Following the astonishing success of South Korean director Bong Joon-ho’s Parasite earlier this year, we’re incredibly excited to be bringing three massive Bong hits to the big screen as part of our re-opening programme.  

We’ll be screening Parasite again – this time in the brand-new Black & White version personally overseen by Bong himself – plus his debut and sophomore features, Barking Dogs Never Bite and Memories of Murder.  

Never less than utterly thrilling, every one of Bong’s films displays a mastery of suspense and a meticulous control of narrative to rival Hitchcock. From small-scale off-kilter dramas, through homegrown monster movies and English language sci-fi blockbusters, each of Bong’s films showcases his darkly satirical view of social dynamics and class conflict, his black-comic sensibility, and his boisterous, occasionally whiplash inducing blending of genres. 

Parasite’s critical and commercial success catapulted the director to international stardom, but that film’s triumph earlier this year simply confirmed a twenty-year rise to the very top of global cinema that now seems all but pre-ordained.  

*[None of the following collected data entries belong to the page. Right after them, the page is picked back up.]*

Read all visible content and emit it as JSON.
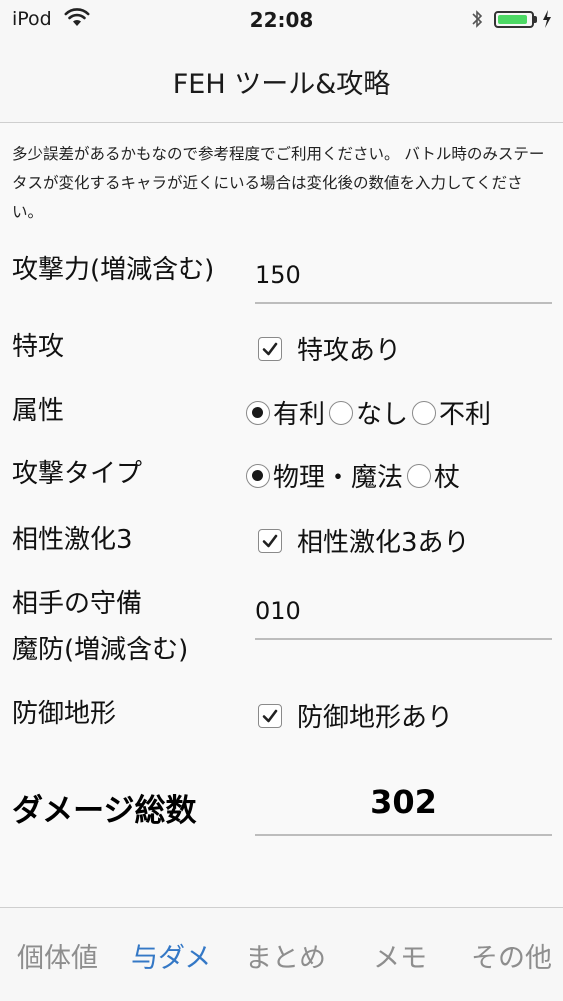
{
  "status_bar": {
    "carrier": "iPod",
    "time": "22:08",
    "battery_percent": 90,
    "battery_color": "#4cd964",
    "icons": [
      "wifi-icon",
      "bluetooth-icon",
      "battery-icon",
      "charging-bolt-icon"
    ]
  },
  "nav": {
    "title": "FEH ツール&攻略"
  },
  "notice": "多少誤差があるかもなので参考程度でご利用ください。 バトル時のみステータスが変化するキャラが近くにいる場合は変化後の数値を入力してください。",
  "form": {
    "attack": {
      "label": "攻撃力(増減含む)",
      "value": "150"
    },
    "effective": {
      "label": "特攻",
      "option": "特攻あり",
      "checked": true
    },
    "affinity": {
      "label": "属性",
      "options": [
        {
          "text": "有利",
          "selected": true
        },
        {
          "text": "なし",
          "selected": false
        },
        {
          "text": "不利",
          "selected": false
        }
      ]
    },
    "attack_type": {
      "label": "攻撃タイプ",
      "options": [
        {
          "text": "物理・魔法",
          "selected": true
        },
        {
          "text": "杖",
          "selected": false
        }
      ]
    },
    "triangle": {
      "label": "相性激化3",
      "option": "相性激化3あり",
      "checked": true
    },
    "defense": {
      "label_line1": "相手の守備",
      "label_line2": "魔防(増減含む)",
      "value": "010"
    },
    "terrain": {
      "label": "防御地形",
      "option": "防御地形あり",
      "checked": true
    }
  },
  "total": {
    "label": "ダメージ総数",
    "value": "302"
  },
  "tabs": [
    {
      "label": "個体値",
      "active": false
    },
    {
      "label": "与ダメ",
      "active": true
    },
    {
      "label": "まとめ",
      "active": false
    },
    {
      "label": "メモ",
      "active": false
    },
    {
      "label": "その他",
      "active": false
    }
  ],
  "colors": {
    "tab_active": "#3478c6",
    "tab_inactive": "#8e8e8e"
  }
}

With 2000’s Barking Dogs Never Bite, Bong’s startling debut feature, the director’s signature style and thematic preoccupations were there from the very beginning. The film, which is being released in the UK for the first time ever, sees an out of work college lecturer become so annoyed by the yapping dogs at his apartment complex that he decides to take drastic action. Barking Dogs Never Bite stars Lee Sung-jae as the canine-averse academic, as well as Bae Doona, who audiences will recognise from Bong’s The Host, as well as Park Chan-wook’s Sympathy for Mr Vengeance and Hirokazu Kore-eda’s Air Doll.     

Memories of Murder meanwhile, Bong’s second feature, is the best true-crime serial killer film you’ve never seen, and quite possibly one of the best films ever made. For years it’s been almost impossible to see in the UK, but it’s finally getting a much deserved 4K restoration and re-release. The film, which stars Parasite’s Song Kang-ho as a detective investigating a series of gruesome murders in Gyeonggi Province in 1989, was a box office smash in South Korea when it was first released in 2003. Like Bong’s later work, the film masterfully blends serious drama with biting social satire and pitch-black comedy as it skewers the incompetence of the police force and Song’s bunging detective – who quickly finds himself in over his head.